On many occasions over the last year and a half, we’ve stated that our guiding principle is to maximize shareholder value. With today’s announcement, we have delivered on that commitment. We will work tirelessly to get this transaction closed as expeditiously as possible and we’re committed to delivering to the New Charter, a Time Warner Cable that’s in the best shape ever. With that, I’ll turn it over to Chris Winfrey.

 

 

Chris Winfrey - Charter Communications, Inc. - CFO

Thanks, Rob, turning to slide 13 of the presentation to focus on the details of the transaction. Charter’s offering Time Warner shareholders $100 in cash and roughly $96 of Charter shares for TWC share. The stock component was priced off of last Wednesday’s closing price.

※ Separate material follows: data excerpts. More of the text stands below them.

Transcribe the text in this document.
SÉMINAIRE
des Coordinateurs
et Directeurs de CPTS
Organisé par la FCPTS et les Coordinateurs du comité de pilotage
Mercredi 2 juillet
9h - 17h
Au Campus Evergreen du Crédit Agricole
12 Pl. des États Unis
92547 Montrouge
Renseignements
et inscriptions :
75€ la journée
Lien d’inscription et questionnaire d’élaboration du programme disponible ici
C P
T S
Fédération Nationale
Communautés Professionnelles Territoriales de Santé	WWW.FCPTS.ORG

The total equity value on pay is about $57 billion, and with TWC’s $23 billion of debt, so total of $79 billion of enterprise value. Our offer equates to 8.3 times 2015 estimated adjusted EBITDA, and that multiple when I’m expressing it, will include $800 million of run rate OpEx synergies, $1.6 billion of tax assets at TWC today, and over $400 million of tax benefits to New Charter.

We’re also offering TWC shareholders a cash stock election option. TWC shareholders can offer $115 of cash and $81 in Charter shares, instead of $100 in cash and $96 in Charter stock. Throughout this discussion I’m assuming the closing of Bright House at the same time as TWC, and that TWC shareholders, excluding Liberty, elect the higher stock mix. So TWC shareholders, excluding Liberty, will own 44% of the New Charter and participate in the significant upside potential of the new company.